Track of a legend - страница 4
“She left the clinic fast enough when it caught on fire, and when she first came back that was as much her sanctuary as her spaceship house is now.”
“You can’t expect her to have enough energy to treat every minor day-to-day incident like an emergency.”
“I think she should go back where she came from.”
“Hush, dear. We voted for the treaty.”
“They ought to have sent them to L-5.”
“Couldn’t, and you know—”
Timothy and I left them talking about his aunt, but I knew I’d probably not heard the end of the glove. That was the problem with sexagenarian parents; they knew all the tricks from the first set of kids, and they had very good memories.
In the kitchen we had hot chocolate, slopping some on the puzzle my big sister had broken back into a thousand pieces before she gave it to me.
“What are you getting for Christmas?” Timothy asked me, his cheeks still pink from being outdoors and his eyes as bright as tinsel fluttering in the warm convection currents of the house.
I shrugged. My parents were firm about keeping the Christmas list up-to-date, and that started every year on December twenty-sixth. I still wanted the fighting kite I’d keyed into the list last March, and the bicycle sail and the knife and the Adventure Station with vitalized figures and voice control. I also wanted the two hundred and eighty other items on my list and knew I’d be lucky if ten were under the tree tomorrow morning and that some of them would be clothes, which I never asked for but always received. “An Adventure Station,” I finally said, more hopeful than certain. It was the one thing I’d talked about a lot, but Dad kept saying it was too much like the Hovercraft Depot set I’d gotten last year.
“Me too,” Timothy said, “and a sled. Which should we play with first?”
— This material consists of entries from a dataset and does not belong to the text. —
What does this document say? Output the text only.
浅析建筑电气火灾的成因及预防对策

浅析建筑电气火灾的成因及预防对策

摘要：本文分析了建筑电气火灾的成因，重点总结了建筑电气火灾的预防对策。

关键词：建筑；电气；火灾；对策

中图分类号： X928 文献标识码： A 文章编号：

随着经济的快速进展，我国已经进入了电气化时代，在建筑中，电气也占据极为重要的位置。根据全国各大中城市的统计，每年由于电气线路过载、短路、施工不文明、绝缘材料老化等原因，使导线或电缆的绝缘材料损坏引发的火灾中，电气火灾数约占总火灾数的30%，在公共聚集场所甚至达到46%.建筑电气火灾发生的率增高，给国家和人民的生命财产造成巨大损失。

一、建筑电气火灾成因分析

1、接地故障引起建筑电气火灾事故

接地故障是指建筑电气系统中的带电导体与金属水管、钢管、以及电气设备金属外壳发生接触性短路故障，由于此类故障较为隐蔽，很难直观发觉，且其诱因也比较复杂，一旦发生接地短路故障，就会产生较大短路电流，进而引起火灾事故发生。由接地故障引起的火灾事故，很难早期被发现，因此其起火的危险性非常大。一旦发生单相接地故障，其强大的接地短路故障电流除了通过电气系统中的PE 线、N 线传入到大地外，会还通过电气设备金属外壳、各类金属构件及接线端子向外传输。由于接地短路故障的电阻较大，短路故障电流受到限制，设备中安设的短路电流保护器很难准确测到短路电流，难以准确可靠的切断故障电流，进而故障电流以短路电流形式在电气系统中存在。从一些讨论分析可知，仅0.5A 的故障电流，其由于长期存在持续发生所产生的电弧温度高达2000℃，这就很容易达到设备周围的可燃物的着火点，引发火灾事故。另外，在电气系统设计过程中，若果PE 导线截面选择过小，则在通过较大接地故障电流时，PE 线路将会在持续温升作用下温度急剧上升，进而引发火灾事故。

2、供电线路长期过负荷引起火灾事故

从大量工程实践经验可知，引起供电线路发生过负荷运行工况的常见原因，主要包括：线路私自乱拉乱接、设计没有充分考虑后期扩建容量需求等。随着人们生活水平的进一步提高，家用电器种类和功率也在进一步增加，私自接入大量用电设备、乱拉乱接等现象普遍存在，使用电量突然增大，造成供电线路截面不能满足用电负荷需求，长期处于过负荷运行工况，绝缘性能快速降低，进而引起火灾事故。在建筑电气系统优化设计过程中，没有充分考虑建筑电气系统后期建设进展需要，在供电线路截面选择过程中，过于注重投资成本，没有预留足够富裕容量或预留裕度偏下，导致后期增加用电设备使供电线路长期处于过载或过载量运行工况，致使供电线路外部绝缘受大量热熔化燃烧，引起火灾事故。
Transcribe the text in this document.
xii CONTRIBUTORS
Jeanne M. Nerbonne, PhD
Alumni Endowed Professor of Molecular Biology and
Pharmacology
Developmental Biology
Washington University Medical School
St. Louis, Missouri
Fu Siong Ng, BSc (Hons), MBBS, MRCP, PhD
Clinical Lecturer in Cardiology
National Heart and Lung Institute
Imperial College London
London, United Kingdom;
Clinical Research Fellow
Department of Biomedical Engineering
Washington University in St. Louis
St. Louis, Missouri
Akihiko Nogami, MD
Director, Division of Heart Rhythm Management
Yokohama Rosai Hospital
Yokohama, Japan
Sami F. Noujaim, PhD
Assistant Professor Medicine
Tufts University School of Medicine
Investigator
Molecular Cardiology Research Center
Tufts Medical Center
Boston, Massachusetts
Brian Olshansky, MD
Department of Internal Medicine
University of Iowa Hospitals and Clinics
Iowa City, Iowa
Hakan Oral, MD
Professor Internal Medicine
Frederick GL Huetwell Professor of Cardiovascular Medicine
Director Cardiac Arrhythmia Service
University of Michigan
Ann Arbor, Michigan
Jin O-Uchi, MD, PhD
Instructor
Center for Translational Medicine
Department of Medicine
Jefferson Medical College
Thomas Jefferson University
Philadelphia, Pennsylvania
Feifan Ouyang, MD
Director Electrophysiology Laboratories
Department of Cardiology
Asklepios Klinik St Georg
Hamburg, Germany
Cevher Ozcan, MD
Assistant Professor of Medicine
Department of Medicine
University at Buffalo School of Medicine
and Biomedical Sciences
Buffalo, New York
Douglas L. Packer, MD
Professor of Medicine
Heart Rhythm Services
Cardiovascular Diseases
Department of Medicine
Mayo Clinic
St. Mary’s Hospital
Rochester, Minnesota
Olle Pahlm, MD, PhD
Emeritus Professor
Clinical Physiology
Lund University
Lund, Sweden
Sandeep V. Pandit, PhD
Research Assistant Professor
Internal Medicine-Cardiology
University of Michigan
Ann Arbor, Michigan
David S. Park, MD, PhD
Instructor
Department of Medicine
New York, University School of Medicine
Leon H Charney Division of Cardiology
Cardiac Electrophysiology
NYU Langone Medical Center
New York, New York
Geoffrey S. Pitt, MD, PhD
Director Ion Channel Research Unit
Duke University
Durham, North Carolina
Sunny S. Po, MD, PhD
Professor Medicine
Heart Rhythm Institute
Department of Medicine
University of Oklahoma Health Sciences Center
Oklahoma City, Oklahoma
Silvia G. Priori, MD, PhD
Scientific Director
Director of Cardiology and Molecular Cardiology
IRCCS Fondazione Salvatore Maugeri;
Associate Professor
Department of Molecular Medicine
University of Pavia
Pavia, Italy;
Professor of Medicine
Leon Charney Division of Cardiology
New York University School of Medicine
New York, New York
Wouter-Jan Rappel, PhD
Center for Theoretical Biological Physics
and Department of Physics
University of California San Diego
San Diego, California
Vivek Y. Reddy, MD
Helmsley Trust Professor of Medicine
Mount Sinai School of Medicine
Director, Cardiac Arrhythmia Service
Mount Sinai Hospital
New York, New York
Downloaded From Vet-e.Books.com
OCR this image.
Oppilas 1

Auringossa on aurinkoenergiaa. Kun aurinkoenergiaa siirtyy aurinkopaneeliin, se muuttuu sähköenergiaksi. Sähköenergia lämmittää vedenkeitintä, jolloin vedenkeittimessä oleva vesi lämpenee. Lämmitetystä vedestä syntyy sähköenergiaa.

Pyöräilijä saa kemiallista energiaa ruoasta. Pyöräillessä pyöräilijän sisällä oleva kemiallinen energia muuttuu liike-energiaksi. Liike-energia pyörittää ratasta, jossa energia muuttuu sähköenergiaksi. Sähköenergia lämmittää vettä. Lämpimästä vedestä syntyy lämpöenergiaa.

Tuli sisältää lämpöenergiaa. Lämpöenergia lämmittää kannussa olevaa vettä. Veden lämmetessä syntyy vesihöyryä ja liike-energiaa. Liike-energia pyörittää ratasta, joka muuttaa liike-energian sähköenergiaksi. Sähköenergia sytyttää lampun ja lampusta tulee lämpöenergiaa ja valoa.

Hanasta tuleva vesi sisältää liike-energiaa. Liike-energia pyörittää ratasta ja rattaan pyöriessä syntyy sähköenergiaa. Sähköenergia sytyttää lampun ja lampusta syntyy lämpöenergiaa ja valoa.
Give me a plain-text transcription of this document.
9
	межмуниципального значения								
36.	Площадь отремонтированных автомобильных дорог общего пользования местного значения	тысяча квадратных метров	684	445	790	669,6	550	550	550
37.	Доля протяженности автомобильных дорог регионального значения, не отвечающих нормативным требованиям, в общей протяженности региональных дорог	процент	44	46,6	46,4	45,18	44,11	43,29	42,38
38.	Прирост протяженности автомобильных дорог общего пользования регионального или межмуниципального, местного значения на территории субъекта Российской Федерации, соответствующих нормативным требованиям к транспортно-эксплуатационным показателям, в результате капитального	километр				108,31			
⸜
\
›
A sled! I didn’t have to go to the terminal and ask for a display of my Christmas list to know that a sled was not on it. My old one had worked just fine all last winter, but I’d used it in June to dam up Cotton Creek to make a pond for my race boats, and a flood had swelled the creek waters and carried it off and busted the runners. Too late to be remembering on Christmas Eve, because I didn’t believe in Santa Claus or Kris Kringle. Only in Bigfoot, because I had seen the footprints with my own eyes.
“We should play with the sleds first,” Timothy said, “before the other kids come out and ruin the snow.”
“I’m going to get a knife with a real L-5 crystal handle.”
Timothy shrugged. “My aunt’s going to give me one of hers someday.
She has lots of stuff from when she was a spacer.”
“Yeah, but my knife will be new. Then I’d like to see Bigfoot get away from me!”
“We can bring Bigfoot back on my sled,” Timothy said excitedly. He chugalugged the rest of his chocolate. “Early, right after presents. Meet me at the hill.”
“Why at the hill?” I said suspiciously. But Timothy was already heading for the door and pulling on his boots.
“Best place for sledding.”
“But what about your aunt’s mower?” I said, whispering now.
“Early,” he reminded me as he stepped out into the snow. I followed him, holding the door open. “And bring your sled.”
“What time do you open presents?” I said. But if Timothy answered, I didn’t hear.
The snow was falling in fat flakes, and the wind had come up and the snow was starting to drift over the hedges. Funny how it wasn’t really dark with all that white around, and funny, too, how I wasn’t so glad that it was coming down. What good was it without a sled? I could use the cardboard if I could find it again, which I doubted, for I could tell that if it kept snowing at the rate I was seeing from my doorway, there would be half a meter or more by morning, which also meant the grass cutter would get clogged before it got five meters from Timothy’s crazy aunt’s house. Timothy would let me try his sled if I pulled it up the hill, ‘cause if he didn’t I wouldn’t let him hold my L-5 crystal-handled knife… if I got one.
“Close the door!” my father shouted, and I closed it and went to bed early, knowing I couldn’t sleep but wanting to because morning would come sooner if I did, and when it did I would not have a sled — maybe not even an L-5 crystal-handled knife — only an old Adventure Station that Timothy didn’t want to play until after lunch, and who cared about snow anyhow, even if it did come down so fast and hard that it was catching on my bedroom window like a blanket before my sleepy eyes.